Um Ícone da Música Popular Brasileira
Celebrar os 90 anos de Geraldo Vandré é, sem dúvida, marcos significativos na história da música popular brasileira (MPB). Na verdade, este aniversário carrega a importância de relembrar um artista que, ao longo de sua vida, se tornou um verdadeiro enigma, cuja trajetória nunca foi completamente desvendada. Em 1964, ano em que Vandré lançou seu primeiro álbum, o Brasil vivia tempos turbulentos com a ditadura militar em ascensão. Perseguido ferozmente por seu ativismo político e musical, sua canção ‘Pra não dizer que não falei de flores’, que se tornou um hino de resistência, o transformou em um símbolo da luta contra a repressão e levou o artista a um exílio forçado, tanto fora quanto dentro do país.
A canção, que ecoou nas mobilizações estudantis do festival de 1968, não apenas consolidou Vandré como um dos grandes compositores da MPB, mas também o catapultou para uma posição de destaque, tornando-o alvo da censura e da repressão. Assim, ele se tornou uma figura central na luta pela liberdade de expressão no Brasil, enfrentando os horrores do regime militar que buscava silenciar vozes críticas.
A Imortalidade e o Exílio de Vandré
Geraldo Vandré, ciente de seu papel como mártir da música brasileira, viveu em exílio autoimposto após o lançamento de sua famosa obra. Seu último álbum, ‘Das terras de benvirá’, foi lançado em 1970 e, desde então, sua presença no cenário musical se tornou cada vez mais escassa, com sua última gravação ocorrendo em 1973 na França, onde encontrou abrigo. O retorno ao Brasil em 1973, que quase não aconteceu devido à intervenção providencial de um general que o poupou da prisão, foi apenas o início de uma nova fase: a de um exílio em sua própria terra. Desde então, o artista sempre negou ter sofrido tortura, mesmo em suas raras entrevistas, o que levanta questões sobre seu estado emocional e psicológico após os anos de repressão.

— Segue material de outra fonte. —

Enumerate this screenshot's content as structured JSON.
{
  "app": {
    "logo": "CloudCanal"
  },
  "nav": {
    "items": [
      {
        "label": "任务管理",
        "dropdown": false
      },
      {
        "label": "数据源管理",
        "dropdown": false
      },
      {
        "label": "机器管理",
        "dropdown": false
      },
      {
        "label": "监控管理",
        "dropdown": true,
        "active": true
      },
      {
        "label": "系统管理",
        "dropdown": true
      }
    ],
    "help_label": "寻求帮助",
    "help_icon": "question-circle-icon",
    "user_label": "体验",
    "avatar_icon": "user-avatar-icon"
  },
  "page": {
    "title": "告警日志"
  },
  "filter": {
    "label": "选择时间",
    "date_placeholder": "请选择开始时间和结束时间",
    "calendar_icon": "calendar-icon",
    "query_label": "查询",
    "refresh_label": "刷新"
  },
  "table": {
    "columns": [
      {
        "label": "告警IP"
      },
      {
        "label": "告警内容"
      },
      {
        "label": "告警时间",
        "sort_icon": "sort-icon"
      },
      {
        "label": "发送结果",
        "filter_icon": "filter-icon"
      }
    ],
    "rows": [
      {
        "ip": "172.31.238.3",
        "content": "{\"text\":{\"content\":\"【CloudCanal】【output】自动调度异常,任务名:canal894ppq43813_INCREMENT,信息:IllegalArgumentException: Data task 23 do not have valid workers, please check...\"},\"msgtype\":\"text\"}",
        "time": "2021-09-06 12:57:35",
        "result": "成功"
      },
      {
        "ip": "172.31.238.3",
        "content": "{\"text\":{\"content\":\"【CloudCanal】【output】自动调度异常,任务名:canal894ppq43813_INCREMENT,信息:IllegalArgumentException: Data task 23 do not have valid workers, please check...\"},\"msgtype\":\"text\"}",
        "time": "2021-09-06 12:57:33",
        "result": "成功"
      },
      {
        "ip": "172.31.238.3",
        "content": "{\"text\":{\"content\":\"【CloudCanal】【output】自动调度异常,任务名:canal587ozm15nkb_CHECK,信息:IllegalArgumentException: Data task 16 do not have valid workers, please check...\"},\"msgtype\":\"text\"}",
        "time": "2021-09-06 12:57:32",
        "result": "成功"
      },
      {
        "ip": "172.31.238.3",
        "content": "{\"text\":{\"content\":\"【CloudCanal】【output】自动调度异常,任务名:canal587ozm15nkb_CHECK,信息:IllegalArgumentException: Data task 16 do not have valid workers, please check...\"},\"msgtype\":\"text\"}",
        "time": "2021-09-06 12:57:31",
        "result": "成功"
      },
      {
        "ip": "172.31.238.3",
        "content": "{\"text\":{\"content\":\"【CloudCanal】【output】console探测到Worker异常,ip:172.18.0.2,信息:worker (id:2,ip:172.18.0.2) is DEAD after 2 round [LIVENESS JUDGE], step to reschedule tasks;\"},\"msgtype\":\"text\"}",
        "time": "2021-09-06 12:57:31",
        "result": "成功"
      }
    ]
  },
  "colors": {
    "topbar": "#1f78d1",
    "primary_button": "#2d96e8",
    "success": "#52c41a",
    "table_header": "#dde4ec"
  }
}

As aparições públicas do cantor tornaram-se praticamente inexistentes ao longo das décadas. No entanto, em março de 2018, Vandré quebrou um longo silêncio de 50 anos, realizando duas apresentações em João Pessoa (PB). Curiosamente, seu último show, como músico profissional, havia ocorrido em 1968, na mesma época da promulgação do Ato Institucional nº 5, um dos momentos mais sombrios da história brasileira.

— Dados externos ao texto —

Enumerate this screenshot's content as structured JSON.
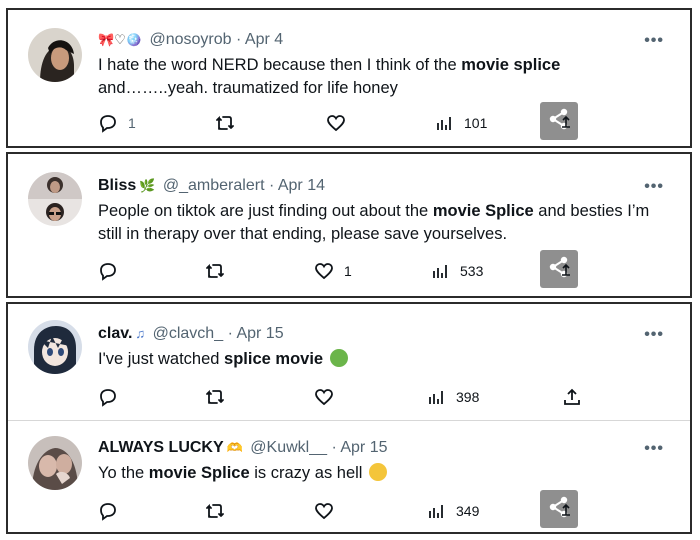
{
  "tweets": [
    {
      "name": "",
      "name_emoji": "🎀♡🪩",
      "handle": "@nosoyrob",
      "date": "Apr 4",
      "text_pre": "I hate the word NERD because then I think of the ",
      "text_bold": "movie splice",
      "text_post": " and……..yeah. traumatized for life honey",
      "replies": "1",
      "retweets": "",
      "likes": "",
      "views": "101",
      "more": "•••"
    },
    {
      "name": "Bliss",
      "name_emoji": "🌿",
      "handle": "@_amberalert",
      "date": "Apr 14",
      "text_pre": "People on tiktok are just finding out about the ",
      "text_bold": "movie Splice",
      "text_post": " and besties I’m still in therapy over that ending, please save yourselves.",
      "replies": "",
      "retweets": "",
      "likes": "1",
      "views": "533",
      "more": "•••"
    },
    {
      "name": "clav.",
      "name_emoji": "♫",
      "handle": "@clavch_",
      "date": "Apr 15",
      "text_pre": "I've just watched ",
      "text_bold": "splice movie",
      "text_post": "",
      "replies": "",
      "retweets": "",
      "likes": "",
      "views": "398",
      "more": "•••"
    },
    {
      "name": "ALWAYS LUCKY",
      "name_emoji": "🫶",
      "handle": "@Kuwkl__",
      "date": "Apr 15",
      "text_pre": "Yo the ",
      "text_bold": "movie Splice",
      "text_post": " is crazy as hell",
      "replies": "",
      "retweets": "",
      "likes": "",
      "views": "349",
      "more": "•••"
    }
  ],
  "separator": "·",
  "colors": {
    "muted": "#536471",
    "text": "#0f1419",
    "share_box": "#8f8f8f",
    "border": "#2b2b2b"
  }
}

Reflexões sobre um Artista Polêmico
Um artista que sempre expressou firmes convicções nacionalistas, Vandré, em uma reviravolta surpreendente, compôs em 1985 uma canção para a Força Aérea Brasileira, intitulado ‘Fabiana’, que só foi finalizada em 1988. Essa composição nasceu do acolhimento que recebeu durante uma internação em um hospital da Aeronáutica, reavivando a lembrança de seu desejo de infância de ser aviador. No entanto, essa proximidade com os militares gerou estranhamento, considerando sua história de resistência contra a ditadura militar.

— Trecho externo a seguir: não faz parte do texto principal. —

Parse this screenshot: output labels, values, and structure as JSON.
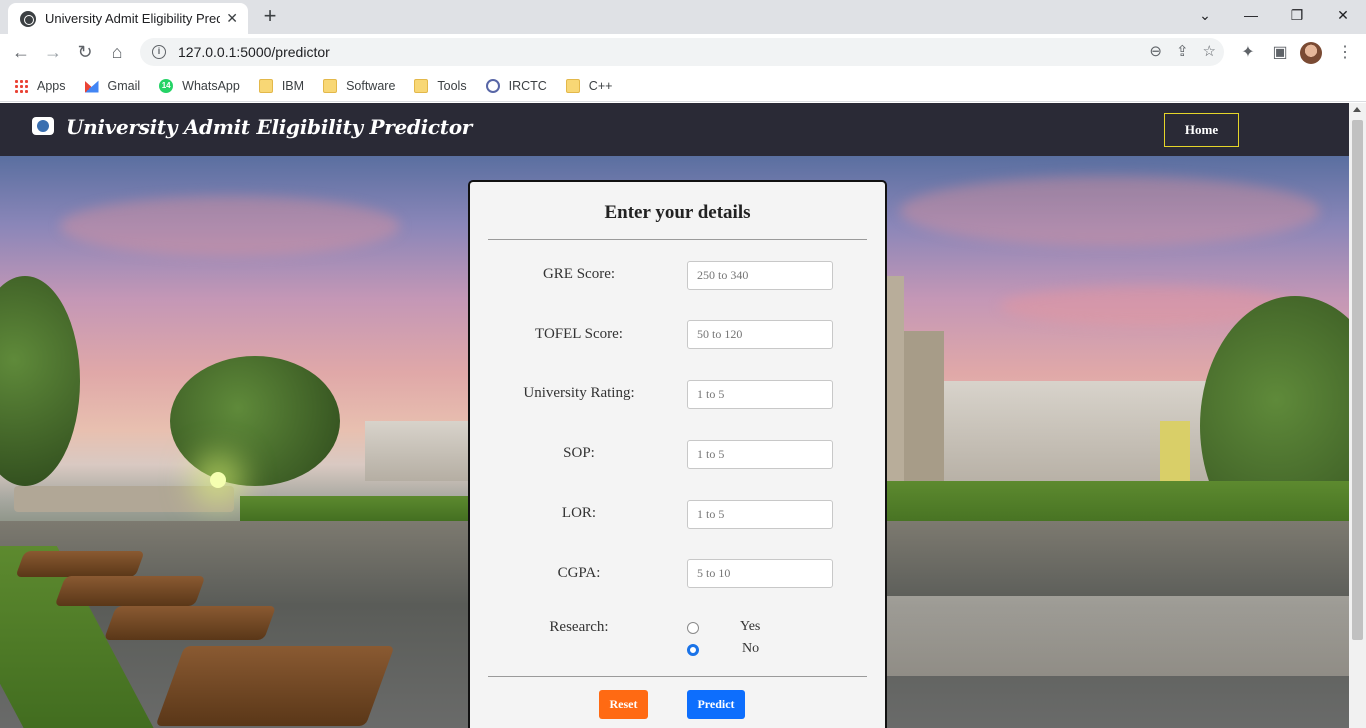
{
  "browser": {
    "tab_title": "University Admit Eligibility Predic",
    "tab_close": "✕",
    "new_tab": "+",
    "url": "127.0.0.1:5000/predictor",
    "bookmarks": [
      {
        "label": "Apps",
        "icon": "apps-grid-icon"
      },
      {
        "label": "Gmail",
        "icon": "gmail-icon"
      },
      {
        "label": "WhatsApp",
        "icon": "whatsapp-icon",
        "badge": "14"
      },
      {
        "label": "IBM",
        "icon": "folder-icon"
      },
      {
        "label": "Software",
        "icon": "folder-icon"
      },
      {
        "label": "Tools",
        "icon": "folder-icon"
      },
      {
        "label": "IRCTC",
        "icon": "irctc-icon"
      },
      {
        "label": "C++",
        "icon": "folder-icon"
      }
    ]
  },
  "navbar": {
    "brand": "University Admit Eligibility Predictor",
    "home": "Home",
    "home_border_color": "#e5d52a"
  },
  "form": {
    "title": "Enter your details",
    "fields": [
      {
        "label": "GRE Score:",
        "placeholder": "250 to 340",
        "value": ""
      },
      {
        "label": "TOFEL Score:",
        "placeholder": "50 to 120",
        "value": ""
      },
      {
        "label": "University Rating:",
        "placeholder": "1 to 5",
        "value": ""
      },
      {
        "label": "SOP:",
        "placeholder": "1 to 5",
        "value": ""
      },
      {
        "label": "LOR:",
        "placeholder": "1 to 5",
        "value": ""
      },
      {
        "label": "CGPA:",
        "placeholder": "5 to 10",
        "value": ""
      }
    ],
    "research": {
      "label": "Research:",
      "options": [
        {
          "label": "Yes",
          "checked": false
        },
        {
          "label": "No",
          "checked": true
        }
      ]
    },
    "reset": "Reset",
    "predict": "Predict",
    "reset_color": "#ff6a13",
    "predict_color": "#0d6efd"
  }
}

Apesar das críticas e da ausência de explicações sobre essa relação, é importante ressaltar que Vandré não deve satisfação a ninguém. Somente ele compreende as dores e traumas que carrega de um passado conturbado, um legado que continua a ressoar na sociedade brasileira. O que realmente importa, no fim das contas, é reconhecer que, após tantos anos de repressão e silenciamento, o Brasil ainda deve uma explicação ao já nonagenário Geraldo Vandré, que viu sua voz calada durante os anos de chumbo e cujas canções, até hoje, ecoam a luta por liberdade e justiça social.